Science fiction and fantasy tales have been growing in popularity in China, where some creative efforts have earned official endorsement. Vice President Li Yuanchao met this week with authors — including Liu Cixin, who wrote the Hugo Award-winning novel “The Three-Body Problem” — and called on them to inspire young people’s interest in science and encourage “faith in realizing the Chinese Dream,” the state news agency Xinhua reported.
But even as the Chinese leadership offered praise for the writers, the police have been less tolerant of social media users’ flexing their creativity. Several people have been punished in the past few years for relaying tales of the walking undead and extraterrestrial invaders for fear of touching off public panic.
Here are some of the online rumors that have been met with penalties in China.
Earlier this month, the police in the southern city of Guangzhou published a notice online that images posted on Weibo of a woman covered in blood and a note suggesting she was a zombie were fake. The online warning added a reminder for residents to avoid hallucinogens.
A 21-year-old man from the area with the surname Zhang was given 10 days of detention for posting the item, the Guangzhou Daily reported. The images were actually from a film that was shot in Jiangsu Province, the newspaper said.
In 2014, photos of a mummified corpse circulated online with suggestions that they were evidence of a zombie found in the eastern city of Nanjing or in Jianli County in Hubei Province.
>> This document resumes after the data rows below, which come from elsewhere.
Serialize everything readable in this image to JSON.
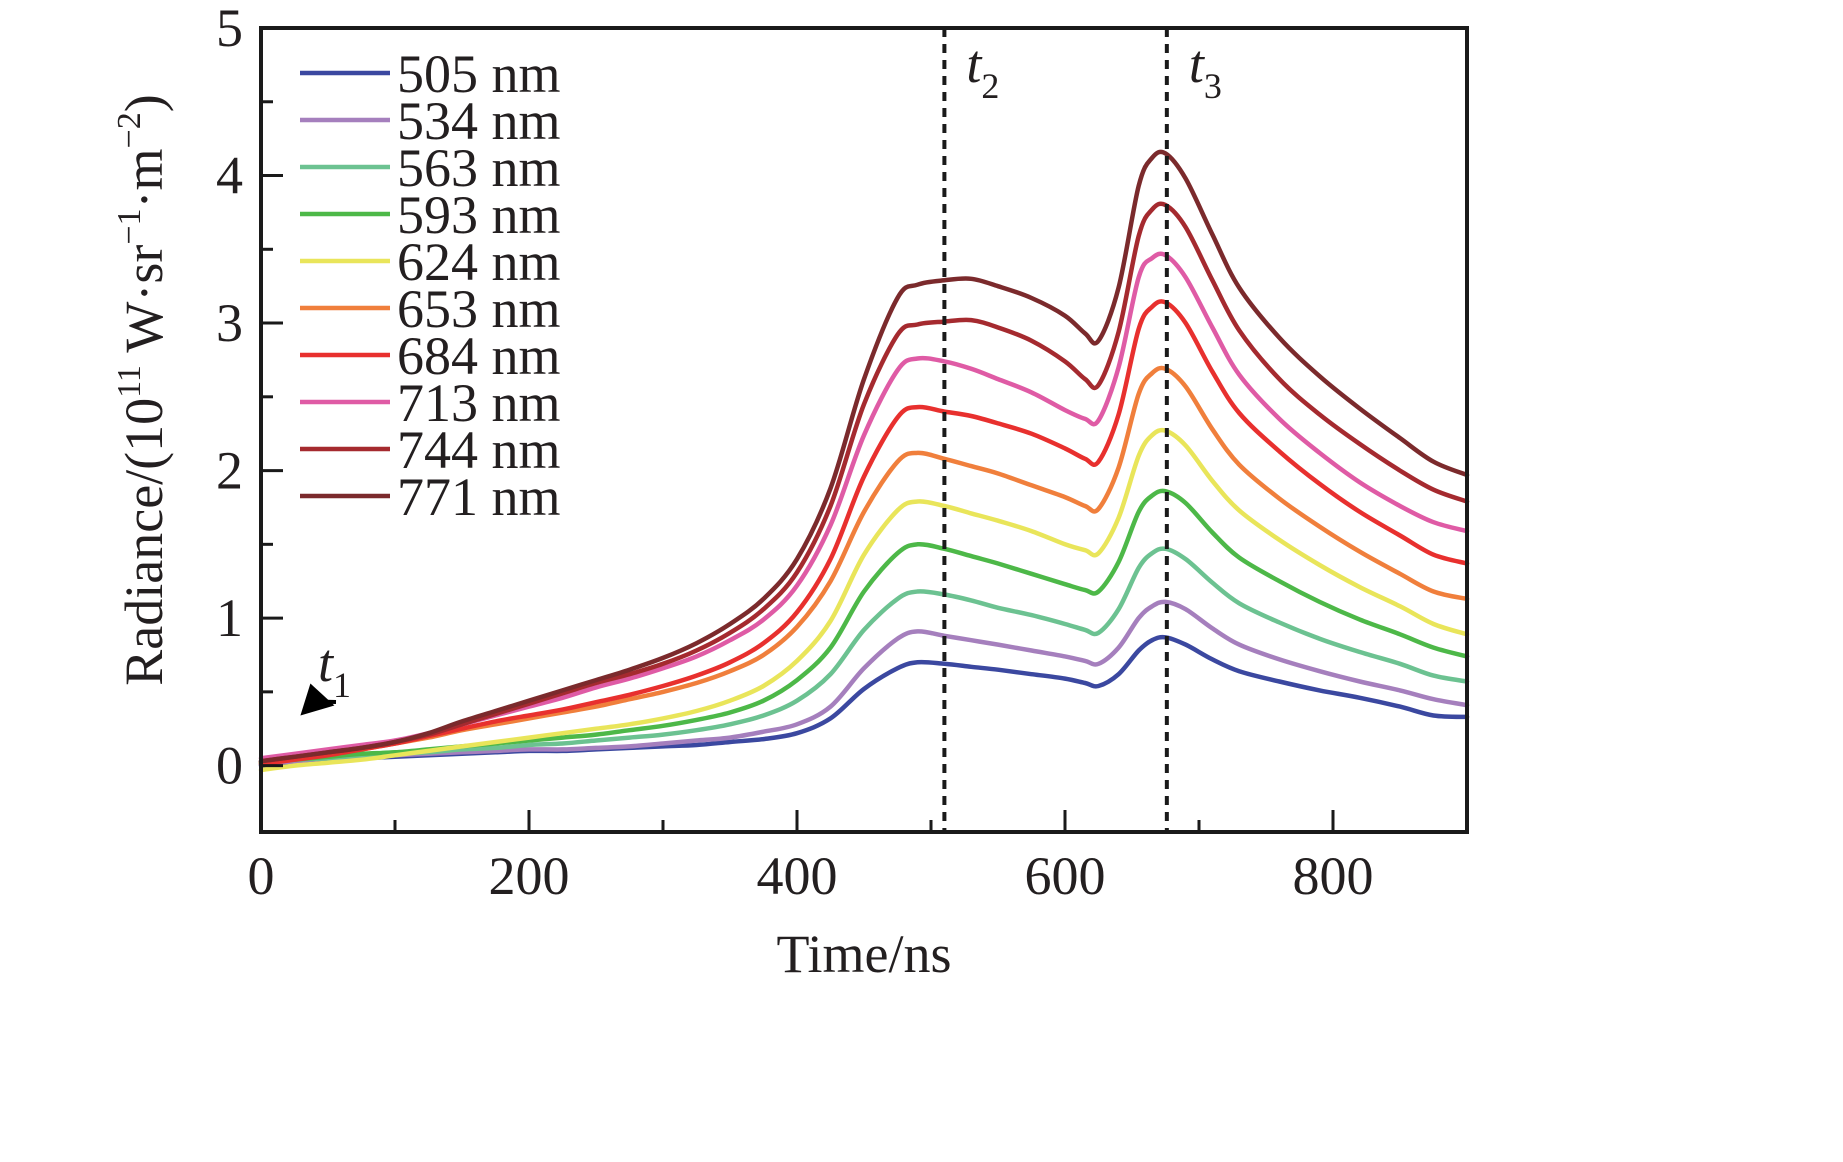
{
  "chart_data": {
    "type": "line",
    "title": "",
    "xlabel": "Time/ns",
    "ylabel": {
      "prefix": "Radiance/(10",
      "exp1": "11",
      "mid1": " W·sr",
      "exp2": "−1",
      "mid2": "·m",
      "exp3": "−2",
      "suffix": ")"
    },
    "xlim": [
      0,
      900
    ],
    "ylim": [
      -0.45,
      5
    ],
    "x_major_ticks": [
      0,
      200,
      400,
      600,
      800
    ],
    "x_minor_ticks": [
      100,
      300,
      500,
      700,
      900
    ],
    "y_major_ticks": [
      0,
      1,
      2,
      3,
      4,
      5
    ],
    "y_minor_ticks": [
      0.5,
      1.5,
      2.5,
      3.5,
      4.5
    ],
    "grid": false,
    "legend_position": "top-left",
    "x": [
      0,
      25,
      50,
      75,
      100,
      125,
      150,
      175,
      200,
      225,
      250,
      275,
      300,
      325,
      350,
      375,
      400,
      425,
      450,
      475,
      490,
      510,
      530,
      550,
      575,
      600,
      615,
      625,
      640,
      655,
      665,
      675,
      690,
      710,
      730,
      760,
      790,
      820,
      850,
      875,
      900
    ],
    "series": [
      {
        "name": "505 nm",
        "color": "#3b48a0",
        "values": [
          0.0,
          0.02,
          0.04,
          0.05,
          0.06,
          0.07,
          0.08,
          0.09,
          0.1,
          0.1,
          0.11,
          0.12,
          0.13,
          0.14,
          0.16,
          0.18,
          0.22,
          0.32,
          0.52,
          0.66,
          0.7,
          0.69,
          0.67,
          0.65,
          0.62,
          0.59,
          0.56,
          0.54,
          0.62,
          0.78,
          0.85,
          0.87,
          0.82,
          0.72,
          0.64,
          0.57,
          0.51,
          0.46,
          0.4,
          0.34,
          0.33
        ]
      },
      {
        "name": "534 nm",
        "color": "#a57fbd",
        "values": [
          0.01,
          0.03,
          0.05,
          0.06,
          0.07,
          0.08,
          0.09,
          0.1,
          0.11,
          0.11,
          0.12,
          0.13,
          0.15,
          0.17,
          0.19,
          0.23,
          0.28,
          0.4,
          0.66,
          0.86,
          0.91,
          0.88,
          0.85,
          0.82,
          0.78,
          0.74,
          0.71,
          0.69,
          0.8,
          1.0,
          1.08,
          1.11,
          1.06,
          0.93,
          0.82,
          0.72,
          0.64,
          0.57,
          0.51,
          0.45,
          0.41
        ]
      },
      {
        "name": "563 nm",
        "color": "#6cc291",
        "values": [
          0.02,
          0.04,
          0.05,
          0.07,
          0.08,
          0.09,
          0.11,
          0.12,
          0.14,
          0.15,
          0.17,
          0.19,
          0.21,
          0.24,
          0.28,
          0.34,
          0.44,
          0.62,
          0.92,
          1.13,
          1.18,
          1.16,
          1.12,
          1.07,
          1.02,
          0.96,
          0.92,
          0.9,
          1.06,
          1.34,
          1.44,
          1.47,
          1.4,
          1.24,
          1.1,
          0.97,
          0.86,
          0.77,
          0.69,
          0.61,
          0.57
        ]
      },
      {
        "name": "593 nm",
        "color": "#4db848",
        "values": [
          0.02,
          0.04,
          0.06,
          0.08,
          0.09,
          0.11,
          0.13,
          0.15,
          0.17,
          0.19,
          0.21,
          0.24,
          0.27,
          0.31,
          0.36,
          0.44,
          0.58,
          0.8,
          1.18,
          1.44,
          1.5,
          1.47,
          1.42,
          1.37,
          1.3,
          1.23,
          1.19,
          1.18,
          1.38,
          1.72,
          1.83,
          1.86,
          1.78,
          1.58,
          1.41,
          1.25,
          1.11,
          0.99,
          0.89,
          0.8,
          0.74
        ]
      },
      {
        "name": "624 nm",
        "color": "#e9e55a",
        "values": [
          -0.03,
          0.0,
          0.02,
          0.04,
          0.07,
          0.1,
          0.13,
          0.16,
          0.19,
          0.22,
          0.25,
          0.28,
          0.32,
          0.37,
          0.44,
          0.54,
          0.71,
          0.98,
          1.43,
          1.73,
          1.79,
          1.76,
          1.71,
          1.66,
          1.59,
          1.5,
          1.46,
          1.44,
          1.68,
          2.1,
          2.24,
          2.27,
          2.17,
          1.93,
          1.73,
          1.53,
          1.36,
          1.21,
          1.08,
          0.96,
          0.89
        ]
      },
      {
        "name": "653 nm",
        "color": "#f07f3c",
        "values": [
          0.02,
          0.05,
          0.08,
          0.11,
          0.15,
          0.19,
          0.24,
          0.28,
          0.32,
          0.36,
          0.4,
          0.45,
          0.5,
          0.56,
          0.64,
          0.75,
          0.94,
          1.25,
          1.72,
          2.06,
          2.12,
          2.08,
          2.03,
          1.98,
          1.9,
          1.82,
          1.76,
          1.74,
          2.02,
          2.52,
          2.66,
          2.69,
          2.57,
          2.28,
          2.04,
          1.81,
          1.62,
          1.45,
          1.3,
          1.18,
          1.13
        ]
      },
      {
        "name": "684 nm",
        "color": "#e8302e",
        "values": [
          0.01,
          0.04,
          0.07,
          0.11,
          0.15,
          0.2,
          0.25,
          0.3,
          0.34,
          0.38,
          0.43,
          0.48,
          0.54,
          0.61,
          0.7,
          0.83,
          1.04,
          1.4,
          1.96,
          2.36,
          2.43,
          2.4,
          2.37,
          2.32,
          2.25,
          2.15,
          2.08,
          2.06,
          2.38,
          2.96,
          3.11,
          3.14,
          3.0,
          2.67,
          2.39,
          2.13,
          1.91,
          1.72,
          1.56,
          1.43,
          1.37
        ]
      },
      {
        "name": "713 nm",
        "color": "#df5ba5",
        "values": [
          0.05,
          0.08,
          0.11,
          0.14,
          0.17,
          0.22,
          0.28,
          0.34,
          0.4,
          0.46,
          0.53,
          0.59,
          0.66,
          0.74,
          0.85,
          0.99,
          1.22,
          1.63,
          2.24,
          2.68,
          2.76,
          2.74,
          2.69,
          2.62,
          2.53,
          2.41,
          2.35,
          2.34,
          2.7,
          3.31,
          3.44,
          3.46,
          3.31,
          2.97,
          2.65,
          2.35,
          2.12,
          1.92,
          1.76,
          1.65,
          1.59
        ]
      },
      {
        "name": "744 nm",
        "color": "#a52a2f",
        "values": [
          0.03,
          0.06,
          0.09,
          0.12,
          0.16,
          0.21,
          0.28,
          0.35,
          0.42,
          0.49,
          0.56,
          0.62,
          0.69,
          0.78,
          0.9,
          1.06,
          1.31,
          1.76,
          2.45,
          2.92,
          2.99,
          3.01,
          3.02,
          2.97,
          2.88,
          2.74,
          2.62,
          2.58,
          2.94,
          3.59,
          3.77,
          3.8,
          3.65,
          3.29,
          2.95,
          2.62,
          2.38,
          2.18,
          2.0,
          1.87,
          1.79
        ]
      },
      {
        "name": "771 nm",
        "color": "#7b2a2c",
        "values": [
          0.03,
          0.06,
          0.09,
          0.12,
          0.16,
          0.22,
          0.3,
          0.37,
          0.44,
          0.51,
          0.58,
          0.65,
          0.73,
          0.83,
          0.96,
          1.13,
          1.4,
          1.88,
          2.62,
          3.17,
          3.26,
          3.29,
          3.3,
          3.25,
          3.17,
          3.05,
          2.93,
          2.88,
          3.24,
          3.93,
          4.12,
          4.15,
          3.98,
          3.6,
          3.24,
          2.9,
          2.64,
          2.42,
          2.22,
          2.06,
          1.97
        ]
      }
    ],
    "annotations": [
      {
        "label": "t",
        "subscript": "1",
        "type": "arrow",
        "points_to_x": 10,
        "points_to_y": 0.15
      },
      {
        "label": "t",
        "subscript": "2",
        "type": "vertical-dotted-line",
        "x": 510
      },
      {
        "label": "t",
        "subscript": "3",
        "type": "vertical-dotted-line",
        "x": 676
      }
    ]
  }
}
The police said the images were of an archaeological dig the year before in Henan Province that turned up the well-preserved body of a Qing dynasty official, but no signs of the undead.
Also in 2014, photos emerged showing a Gollum-like creature kneeling in a rocky ravine with a message declaring that it was a “mythical beast” discovered in the Huairou District of Beijing. The local police said the images were merely candid pictures of an actor in a film who was photographed going to the bathroom while in costume, the website of People’s Daily reported.
In 2013, a farmer in Shandong Province claimed to have encountered five extraterrestrial creatures, one of whom was killed by an electric fence. The farmer’s story, and photos of the purported alien corpse he kept in a freezer, drew widespread attention online. The local authorities investigated and held a news conference to announce that the dead alien was actually made of rubber, Southern Metropolis Daily reported. The farmer was sentenced to five days of detention for disturbing public order, Xinhua reported.